BBB has recently received several phone calls from concerned job seekers reporting they received unsolicited job offers in the mail that included a check and forms to fill out and return in order to begin working a high-paid “job” from home.
Making extra money without leaving your house may sound attractive, but actually finding a legitimate job that lets you do that can be difficult.
Some callers also reported receiving emails, responding to them, and later receiving a check in the mail after providing a home address.
In most cases, they did not apply to the scam “company” that offered the job and sent the scam check.
These companies often get resumes from real job sites to operate the scam with people known to be searching for employment. They often even go as far as to conduct phone “interviews” to further the scam.
Some of these scammers are also known by BBB of Acadiana to use the names of real companies operating locally and regionally to add credibility to the scam.
Multiple consumers were asked to deposit the check, use some of the cash to buy needed employment “supplies,” then wire a large portion of the cash back to the scam company or a third party.
In any case, the checks are fake and leave consumers financially responsible for the entire amount of the deposited fake check plus non-sufficient fund (NSF) fees charged by banks.
To perpetuate the scam, the checks are often sent bearing the names of real companies and are drawn from national, recognizable banks such as Chase, Capital One or Wells Fargo Bank.
These scam companies have also requested “employee” information such as banking information and Social Security numbers under the ruse of Human Resources information to later commit identity theft.
BBB offers the following tips to avoid these and similar check scams:
- Start with Trust®. Check with the BBB before doing business.

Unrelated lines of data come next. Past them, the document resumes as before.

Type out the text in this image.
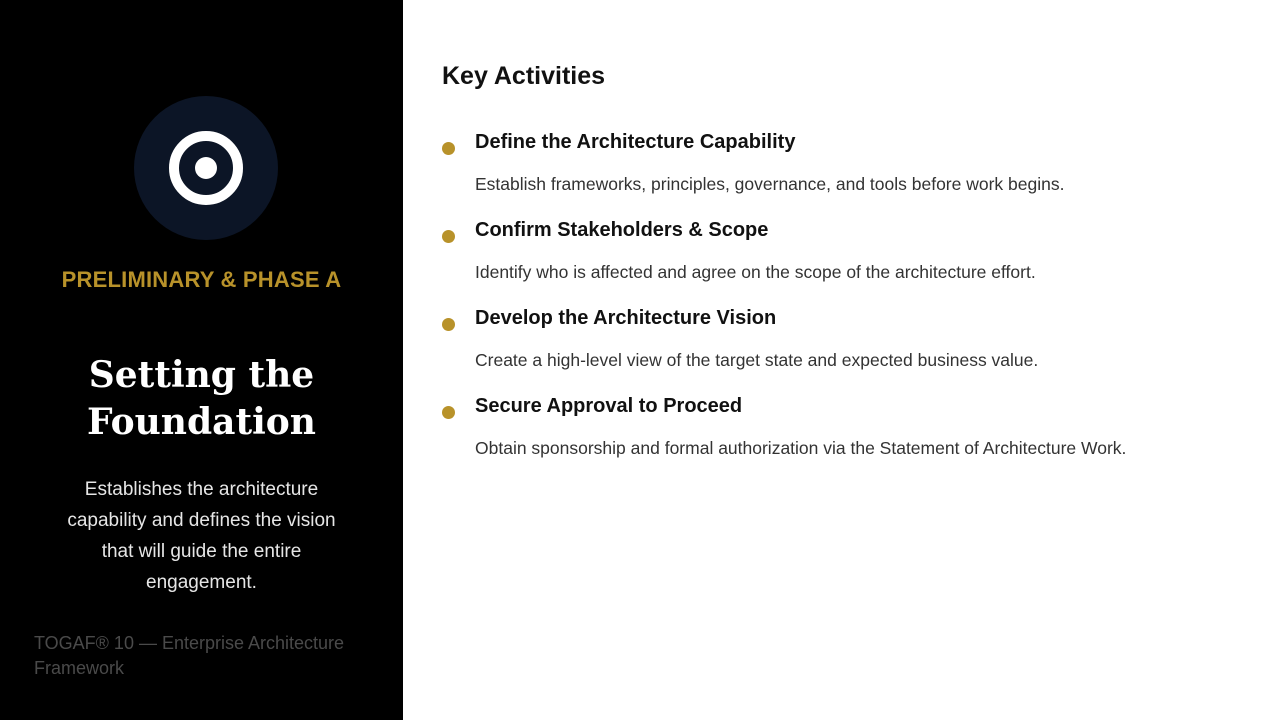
PRELIMINARY & PHASE A
Setting the
Foundation
Establishes the architecture capability and defines the vision that will guide the entire engagement.
TOGAF® 10 — Enterprise Architecture
Framework
Key Activities
Define the Architecture Capability
Establish frameworks, principles, governance, and tools before work begins.
Confirm Stakeholders & Scope
Identify who is affected and agree on the scope of the architecture effort.
Develop the Architecture Vision
Create a high-level view of the target state and expected business value.
Secure Approval to Proceed
Obtain sponsorship and formal authorization via the Statement of Architecture Work.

- Verify that checks received in the mail are real. Anytime you receive an unexpected check in the mail, verify that it is from a valid bank account. Use a phone book to make sure you’re calling the bank and not a phony number. Call the bank and ask if the account number on the check is valid.
- Do not wire money until the check clears the bank. If you’re dealing with someone who requires you to wire or send money immediately after depositing a check, without waiting for the check to clear, this is a red flag. Do not pursue the opportunity.
- Exercise Caution on the web. When using social networking sites like Facebook and online employment sites such as Craigslist, be sure to check the actual Web site of the company posting the position to verify it actually exists. If you don’t see it on their site, chances are it’s a scam.
- Protect Personal Information. Job seekers should never provide their social security number or birth date until they have verified the position is legitimate. Additionally, job seekers should never provide bank account information for direct deposit setup until they have officially been hired.